Ex Ilva, Legambiente scrive al Governo

«Al Governo chiediamo ora un decreto legge per la valutazione preventiva dell’impatto ambientale e sanitario dello stabilimento siderurgico; un portale che indichi in modo chiaro e trasparente lo stato di avanzamento del Piano Ambientale e i risultati di ispezioni e monitoraggi; informazioni dettagliate e certe per la sicurezza di cittadini e lavoratori»

«Dopo il recente incontro con i rappresentanti di ArcelorMittal – dichiarano Francesco Tarantini e Lunetta Franco, presidenti di Legambiente Puglia e Legambiente Taranto -, chiediamo ora al Governo l’emanazione immediata di un decreto legge per l’effettuazione della V.I.I.A.S., per il quale a nostro avviso sono presenti i presupposti di necessità e urgenza che ne giustificano l’adozione; l’istituzione di un portale a disposizione dei cittadini, che indichi in modo chiaro e trasparente lo stato di avanzamento degli interventi previsti per l’impianto siderurgico, le scadenze, le visite ispettive con relativi esiti ed eventuali prescrizioni, i dati dei monitoraggi in corso regolarmente aggiornati e messi in rapporto sia con la quantità di acciaio prodotta sia con i dati dei monitoraggi precedenti sia, infine, con i limiti previsti dalla normativa e con quelli ritenuti accettabili dall’OMS.

Invitiamo inoltre il Governo a richiedere ad ArcelorMittal informazioni dettagliate e certe sull’entità della spesa effettuata dallo scorso novembre ad oggi per le manutenzioni ordinarie e straordinarie degli impianti, indicando anche le somme impegnate sino a fine anno e su quali impianti, in particolare, tali somme sono state o saranno spese».

È quanto Legambiente chiede al Governo in una lettera indirizzata al Presidente del Consiglio dei Ministri, al Ministro dell’Ambiente, al Ministro della Salute e al Ministro dello Sviluppo Economico.
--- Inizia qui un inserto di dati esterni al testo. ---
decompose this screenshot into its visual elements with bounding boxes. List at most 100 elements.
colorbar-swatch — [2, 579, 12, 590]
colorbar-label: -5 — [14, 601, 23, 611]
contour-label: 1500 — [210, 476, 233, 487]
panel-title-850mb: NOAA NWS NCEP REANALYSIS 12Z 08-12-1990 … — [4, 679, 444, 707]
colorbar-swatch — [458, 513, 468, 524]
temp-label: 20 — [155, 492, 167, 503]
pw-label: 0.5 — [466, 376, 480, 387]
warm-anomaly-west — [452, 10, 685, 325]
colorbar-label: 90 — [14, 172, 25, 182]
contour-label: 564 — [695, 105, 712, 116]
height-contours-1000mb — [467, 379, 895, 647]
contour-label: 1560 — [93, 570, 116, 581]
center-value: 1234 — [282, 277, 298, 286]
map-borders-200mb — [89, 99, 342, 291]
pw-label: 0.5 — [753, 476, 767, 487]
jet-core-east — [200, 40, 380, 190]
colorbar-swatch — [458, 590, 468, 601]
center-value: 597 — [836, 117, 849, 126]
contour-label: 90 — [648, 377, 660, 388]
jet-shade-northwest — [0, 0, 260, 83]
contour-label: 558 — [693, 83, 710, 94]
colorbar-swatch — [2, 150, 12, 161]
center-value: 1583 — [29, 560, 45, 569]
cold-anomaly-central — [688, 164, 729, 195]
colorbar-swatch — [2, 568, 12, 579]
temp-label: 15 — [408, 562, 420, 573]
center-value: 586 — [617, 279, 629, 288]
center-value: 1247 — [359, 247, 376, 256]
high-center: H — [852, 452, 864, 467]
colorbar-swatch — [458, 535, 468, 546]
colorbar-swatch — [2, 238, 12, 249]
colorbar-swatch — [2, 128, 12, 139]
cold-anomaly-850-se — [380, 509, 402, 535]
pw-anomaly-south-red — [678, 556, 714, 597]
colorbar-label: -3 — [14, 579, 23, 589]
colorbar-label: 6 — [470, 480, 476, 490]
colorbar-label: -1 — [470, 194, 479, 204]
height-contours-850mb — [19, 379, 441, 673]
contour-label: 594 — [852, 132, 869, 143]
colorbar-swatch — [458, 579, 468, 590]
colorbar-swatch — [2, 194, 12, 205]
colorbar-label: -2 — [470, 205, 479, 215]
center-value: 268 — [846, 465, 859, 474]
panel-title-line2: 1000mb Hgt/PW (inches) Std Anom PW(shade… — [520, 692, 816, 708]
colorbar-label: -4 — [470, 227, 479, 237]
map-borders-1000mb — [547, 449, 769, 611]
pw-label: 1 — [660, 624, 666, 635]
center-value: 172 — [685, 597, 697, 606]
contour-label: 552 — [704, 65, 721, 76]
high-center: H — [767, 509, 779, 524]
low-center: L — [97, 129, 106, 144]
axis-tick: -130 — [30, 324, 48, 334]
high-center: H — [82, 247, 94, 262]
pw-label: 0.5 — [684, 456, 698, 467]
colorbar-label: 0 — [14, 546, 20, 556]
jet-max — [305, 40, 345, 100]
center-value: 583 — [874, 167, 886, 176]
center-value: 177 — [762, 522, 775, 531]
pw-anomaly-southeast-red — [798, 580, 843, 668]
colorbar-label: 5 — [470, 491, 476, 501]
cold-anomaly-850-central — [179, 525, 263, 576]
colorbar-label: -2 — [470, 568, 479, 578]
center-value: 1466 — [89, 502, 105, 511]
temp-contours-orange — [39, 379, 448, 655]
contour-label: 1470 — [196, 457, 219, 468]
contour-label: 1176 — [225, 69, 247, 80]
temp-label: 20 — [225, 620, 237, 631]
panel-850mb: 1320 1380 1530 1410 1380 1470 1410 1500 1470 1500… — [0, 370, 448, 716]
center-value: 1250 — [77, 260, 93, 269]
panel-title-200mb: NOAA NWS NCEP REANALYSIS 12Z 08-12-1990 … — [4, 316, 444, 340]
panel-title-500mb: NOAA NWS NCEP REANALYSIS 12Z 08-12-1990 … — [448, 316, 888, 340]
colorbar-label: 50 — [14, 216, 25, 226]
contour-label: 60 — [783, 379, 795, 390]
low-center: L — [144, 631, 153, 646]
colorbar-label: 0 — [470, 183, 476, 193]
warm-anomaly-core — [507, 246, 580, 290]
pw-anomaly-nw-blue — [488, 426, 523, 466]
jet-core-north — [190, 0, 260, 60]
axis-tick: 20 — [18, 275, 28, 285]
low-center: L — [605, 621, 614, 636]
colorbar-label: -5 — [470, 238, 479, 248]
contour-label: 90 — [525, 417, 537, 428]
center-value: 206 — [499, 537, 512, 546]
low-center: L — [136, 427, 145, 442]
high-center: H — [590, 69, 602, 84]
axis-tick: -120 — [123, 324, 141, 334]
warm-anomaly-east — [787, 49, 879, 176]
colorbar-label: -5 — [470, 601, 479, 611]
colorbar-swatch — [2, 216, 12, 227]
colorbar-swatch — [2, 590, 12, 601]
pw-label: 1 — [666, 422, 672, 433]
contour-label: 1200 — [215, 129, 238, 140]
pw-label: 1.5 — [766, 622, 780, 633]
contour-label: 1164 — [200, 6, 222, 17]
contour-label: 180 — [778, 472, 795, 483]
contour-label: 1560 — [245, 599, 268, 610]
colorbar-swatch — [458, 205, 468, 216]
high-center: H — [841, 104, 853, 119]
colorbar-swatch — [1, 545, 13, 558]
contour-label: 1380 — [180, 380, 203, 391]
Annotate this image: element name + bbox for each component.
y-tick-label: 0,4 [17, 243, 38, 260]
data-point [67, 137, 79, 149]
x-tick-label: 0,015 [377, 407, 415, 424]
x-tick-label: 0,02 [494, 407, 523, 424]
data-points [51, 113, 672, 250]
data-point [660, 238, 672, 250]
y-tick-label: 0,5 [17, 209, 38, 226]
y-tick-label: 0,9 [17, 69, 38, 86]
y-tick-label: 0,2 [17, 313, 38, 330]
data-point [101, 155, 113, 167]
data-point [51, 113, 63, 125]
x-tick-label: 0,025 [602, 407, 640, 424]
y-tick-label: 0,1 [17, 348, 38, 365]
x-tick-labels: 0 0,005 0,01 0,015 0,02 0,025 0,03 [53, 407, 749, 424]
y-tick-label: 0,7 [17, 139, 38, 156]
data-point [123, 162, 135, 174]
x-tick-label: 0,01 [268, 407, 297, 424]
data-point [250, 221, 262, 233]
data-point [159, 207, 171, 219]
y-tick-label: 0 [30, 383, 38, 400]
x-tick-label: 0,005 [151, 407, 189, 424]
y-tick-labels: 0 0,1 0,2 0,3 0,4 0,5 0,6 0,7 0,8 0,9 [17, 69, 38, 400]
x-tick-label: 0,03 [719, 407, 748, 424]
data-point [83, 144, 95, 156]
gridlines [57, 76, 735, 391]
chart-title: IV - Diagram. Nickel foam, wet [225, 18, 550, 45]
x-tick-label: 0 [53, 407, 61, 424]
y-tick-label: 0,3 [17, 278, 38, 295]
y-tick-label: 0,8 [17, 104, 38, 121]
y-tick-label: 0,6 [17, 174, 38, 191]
Come si ricorderà, risale allo scorso 25 settembre la precedente comunicazione indirizzata al Ministro dell’Ambiente Sergio Costa che sottolineava l’urgenza di procedere alla V.I.I.A.S..

Legambiente scriveva allora che «la partita ambientale è ancora da risolvere insieme alla questione dei nodi irrisolti, in primis quello della valutazione di impatto ambientale sanitario preventiva e quello riguardante il limite alla produzione. Il futuro dello stabilimento deve prevedere, a nostro avviso, produzioni che non siano più pericolose per la salute e l’ambiente e il governo deve agire senza ricalcare le scelte che negli ultimi 20 anni hanno sempre privilegiato gli interessi dell’industria a scapito di quelli della popolazione. […] Per questo chiediamo al Ministro dell’Ambiente di procedere quanto prima alla valutazione preventiva dell’impatto ambientale e sanitario connesso alla produzione dello stabilimento siderurgico di Taranto dopo la realizzazione di tutti gli interventi previsti dal Piano Ambientale. Non ci sono norme che impediscano di effettuarla e solo i suoi esiti potranno fornire risposte scientificamente attendibili in merito alle ricadute dell’impianto sulla salute dei cittadini di Taranto».

Tuttavia, dopo quasi sei mesi nulla si è mosso e, a fronte di una città stremata anche a causa degli allarmi che hanno segnato le ultime settimane, la richiesta al Governo di effettuare la valutazione preventiva dell’impatto ambientale e sanitario del siderurgico resta ancora senza risposta.

«Taranto è stanca di attendere – scrive oggi Legambiente Per questo, nei giorni scorsi ha urlato la sua rabbia, il suo dolore, la sua angoscia. E tornerà a farlo, perché non si può chiedere a nessuno di attendere in silenzio che, a posteriori, vengano confermati anche per il Piano Ambientale targato Arcelor Mittal i gravissimi rischi per la salute evidenziati da Arpa ed Ares Puglia e dalla ASL di Taranto nella Valutazione preventiva del Danno Sanitario effettuata prendendo a riferimento una produzione di otto milioni di tonnellate annue di acciaio ottenuta dal solo ciclo integrale ad A.I.A. del 2012 completamente attuata.

Una valutazione che nessuno ha mai confutato, rispetto alla quale continuano a non essere fornite indicazioni concrete su come quei rischi possano essere scongiurati, riferita ad un’A.I.A.  sovrapponibile per moltissimi elementi a quanto previsto dall’attuale Piano Ambientale».